Impact France : « Il faut favoriser les entreprises les plus vertueuses car se transformer coûte de l’argent »

article diffusé le 14 février

Impact France, le mouvement des entreprises à impact social et écologique à présenté début février son manifeste. Cette série de propositions vise à influencer les candidats à l’élection présidentielle. L’entrepreneur montpelliérain Pierre Minodier qui représente le réseau en Occitanie fait le point sur cette initiative.

Pierre Minodier, pourquoi avoir rejoint le mouvement Impact France ? Quel son but ?
De manière assez logique, car je suis un entrepreneur de l’économie sociale et solidaire. J’ai un intérêt pour toutes les initiatives qui concernent l’impact social et environnemental. Avant de m’engager dans ce mouvement, j’étais déjà dans un autre réseau, le Centre des jeunes dirigeants (CJD), dont j’ai été le président national.
Le but d’Impact France n’est pas d’apporter un conseil ou une formation spécifique aux entrepreneurs, mais de porter une vision politique de l’économie et de l’engagement social et écologique. Nous ne sommes attachés à aucun parti, car notre objectif, c’est notamment que les personnes qui vont être au pouvoir, après la présidentielle, reprennent nos propositions.

Parmi vos nombreuses propositions, il y a notamment la création du statut d’entreprise à impact.
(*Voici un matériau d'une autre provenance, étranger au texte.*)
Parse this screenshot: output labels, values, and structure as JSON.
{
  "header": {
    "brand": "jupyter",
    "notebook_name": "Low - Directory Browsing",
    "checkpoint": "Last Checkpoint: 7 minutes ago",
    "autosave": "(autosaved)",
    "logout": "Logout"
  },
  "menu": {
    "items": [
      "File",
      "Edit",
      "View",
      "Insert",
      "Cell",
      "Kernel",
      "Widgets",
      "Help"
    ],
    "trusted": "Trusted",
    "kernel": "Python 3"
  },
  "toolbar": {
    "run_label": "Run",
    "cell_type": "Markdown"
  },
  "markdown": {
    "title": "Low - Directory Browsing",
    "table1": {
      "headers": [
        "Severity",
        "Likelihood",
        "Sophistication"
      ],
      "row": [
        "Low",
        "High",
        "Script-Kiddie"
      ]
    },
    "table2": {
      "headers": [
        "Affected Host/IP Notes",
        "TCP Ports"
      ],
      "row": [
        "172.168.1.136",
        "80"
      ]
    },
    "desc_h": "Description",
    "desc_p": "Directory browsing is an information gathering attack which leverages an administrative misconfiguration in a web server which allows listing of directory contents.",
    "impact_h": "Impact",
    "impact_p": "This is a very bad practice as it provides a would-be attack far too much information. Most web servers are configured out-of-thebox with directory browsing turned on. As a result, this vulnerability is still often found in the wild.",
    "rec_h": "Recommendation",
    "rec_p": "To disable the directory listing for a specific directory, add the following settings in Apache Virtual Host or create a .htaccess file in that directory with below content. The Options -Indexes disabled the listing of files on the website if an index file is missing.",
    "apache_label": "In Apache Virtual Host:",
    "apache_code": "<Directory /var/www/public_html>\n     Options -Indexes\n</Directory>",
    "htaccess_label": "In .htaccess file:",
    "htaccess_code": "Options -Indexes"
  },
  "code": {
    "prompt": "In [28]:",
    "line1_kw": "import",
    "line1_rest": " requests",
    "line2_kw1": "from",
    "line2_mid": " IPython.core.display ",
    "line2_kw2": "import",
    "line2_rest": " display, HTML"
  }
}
Quel est son objectif ?
C’est une suite logique de la loi Pacte, qui avait déjà permis la création d’un statut d’entreprise à mission. C’était un premier pas qui acte que les sociétés n’avaient pas qu’une mission de rentabilité économique. Les instances de gouvernance doivent assurer un suivi de ces missions. La société à impact va plus loin. Cela serait un statut avec des engagements concrets. Nous proposons pour cela la création d’un Index de l’impact social et écologique, qui fixerait des critères précis et transparents. Cela permettrait à l’entreprise de savoir où elle en est en termes de gouvernance, de politique sociale et environnementale. C’est la pierre angulaire de nos propositions.

Pour faire changer les entreprises, vous semblez davantage être pour l’incitation que pour la contrainte ?
Pas forcément. Dans nos propositions, il y a quand même de la contrainte. Nous proposons qu’il y ait un bonus-malus sur l’impôt sur les sociétés. Il faut favoriser les entreprises les plus vertueuses, qui s’engagent, car se transformer coûte de l’argent. Il faut un équilibre des armes économiques. Il faut un changement d’état d’esprit de l’administration et une réorientation de la fiscalité pour aider davantage les projets sociaux et écologiques. Le crédit impôt recherche est par exemple trop fléché sur les transformations technologiques. On pourrait aussi mettre en place une TVA réduite pour les produits les plus éco-responsables.

Où en est on le mouvement à l’échelon local ?
Nous sommes en train de grandir. Je suis l’ambassadeur du mouvement en Occitanie. Nous sommes 200 entrepreneurs sur la région. Nous nous réunissons une fois par mois à Toulouse ou Montpellier. En mars, nous organisons un débat à Montpellier et l’idée est d’inviter les personnalisés du monde économique et social à débattre de nos propositions. En juin, nous allons faire une réunion à Toulouse sur la question climatique, avec des entrepreneurs qui œuvrent déjà sur le sujet. Et puis, en fin d’année, il y a notre université de l’économie de demain régionale, qui rassemble entre 200 et 300 entrepreneurs. Elle aura lieu de nouveau à Montpellier.
Propos recueillis par Matthias Hardoy

Sur la photo : Pierre Minodier, dirigeant de l’entreprise montpelliéraine Artyzen et ambassadeur d’Impact France en Occitanie. Crédit : Gilles Piel.

Pierre Minodier en quelques lignes

Ingénieur, il travaille vingt ans dans les télécommunications avant de cofonder, avec Sandrine Minodier, Artyzen, une entreprise de nettoyage qui se revendique comme « éco-responsable ». Pierre Minodier a rejoint le Centre des jeunes dirigeants (CJD) en 2007. Il s’est rapidement engagé en tant que bénévole avant d’être élu à plusieurs mandats successifs : président de la section de Montpellier (2013-2015) puis président de la région Languedoc-Roussillon (2015-2017) et, enfin, président du CJD France (2018-2020). Il est l’ambassadeur du mouvement Impact France pour la région Occitanie depuis 2021.